The most important thing is being concrete and clear in describing where you're trying to go, what metric you're trying to hit, what product you're trying to build. The people who can be clearest in describing the goals start off with a big advantage. The second part is then you're willing to look at a breadth of all possible people and tools to help you achieve that goal. When we talk about operational leadership for company internals, I think the same thing applies. Again, that HR leader who can be very specific about what cultural values need to exist in a company then can use a range of tools to figure out how to pump that into your hiring rubric and your performance management rubric in a systematic way.

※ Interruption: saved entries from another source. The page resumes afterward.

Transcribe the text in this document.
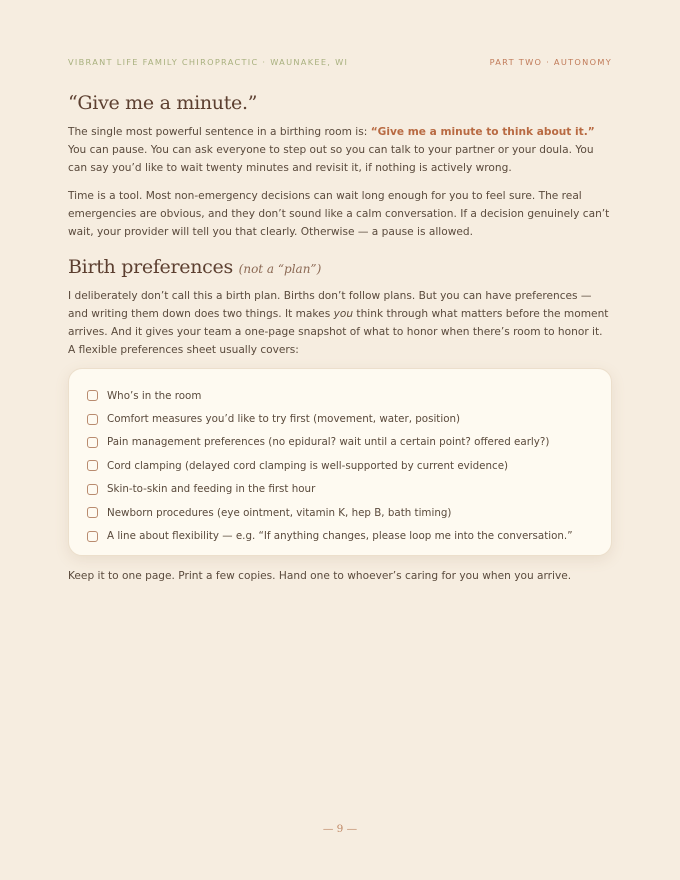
VIBRANT LIFE FAMILY CHIROPRACTIC · WAUNAKEE, WI	PART TWO · AUTONOMY
“Give me a minute.”

The single most powerful sentence in a birthing room is: “Give me a minute to think about it.” You can pause. You can ask everyone to step out so you can talk to your partner or your doula. You can say you’d like to wait twenty minutes and revisit it, if nothing is actively wrong.

Time is a tool. Most non-emergency decisions can wait long enough for you to feel sure. The real emergencies are obvious, and they don’t sound like a calm conversation. If a decision genuinely can’t wait, your provider will tell you that clearly. Otherwise — a pause is allowed.

Birth preferences (not a “plan”)

I deliberately don’t call this a birth plan. Births don’t follow plans. But you can have preferences — and writing them down does two things. It makes you think through what matters before the moment arrives. And it gives your team a one-page snapshot of what to honor when there’s room to honor it. A flexible preferences sheet usually covers:

Who’s in the room
Comfort measures you’d like to try first (movement, water, position)
Pain management preferences (no epidural? wait until a certain point? offered early?)
Cord clamping (delayed cord clamping is well-supported by current evidence)
Skin-to-skin and feeding in the first hour
Newborn procedures (eye ointment, vitamin K, hep B, bath timing)
A line about flexibility — e.g. “If anything changes, please loop me into the conversation.”

Keep it to one page. Print a few copies. Hand one to whoever’s caring for you when you arrive.

— 9 —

The L&D team can think about how to create content that works across an organization at scale because they understand where you're trying to go. So if you can see it, you can build it, but it starts with being able to see it, which is why I don't think all of the traditional skills get replaced by AI and education anytime soon, you still have to know what you're trying to create.

Karim Morgan Nehdi:

That's brilliant. If you could leave our listeners with one mindset shift about AI leadership, what would it be?

Kieran Snyder:

The things that made you a good leader five years ago, if you understood your goals and your metrics, serve you well now. If you are already a strong functional leader, you have what you need to be a strong leader in the AI world, you just have to be willing to try to get your hands on and build yourself. But you don't need to learn new things about your function, if you have a strong metrics-oriented view of your function and your goals, you're already one step ahead. And those people, whether they're executives or managers, are the people who are going to be best equipped to make use of AI because they're going to have the tools to evaluate whether the AI is actually achieving what you're setting out to achieve.

Karim Morgan Nehdi:

Kieran, this has been great and so much fun, I really appreciate you taking the time. For listeners who want to dive deeper into your work, where should they go?

Kieran Snyder:

You should check out everything I write at nerdprocessor.com. You can subscribe. I publish a new story about work and AI often with some interesting data underneath it every Tuesday. And you can get all the back issues too. So that's probably the best place to go.

Karim Morgan Nehdi:

And Kieran's viral data storytelling course is amazing, I would highly recommend it. We'll link to that and her research in our show notes. Thanks for joining us at Whole Brain at Work, I'm Karim Nehdi-

Anne Herrmann Nehdi:

And I'm Anne Herrmann Nehdi. Hope to see you soon, and keep bringing your whole brain to work.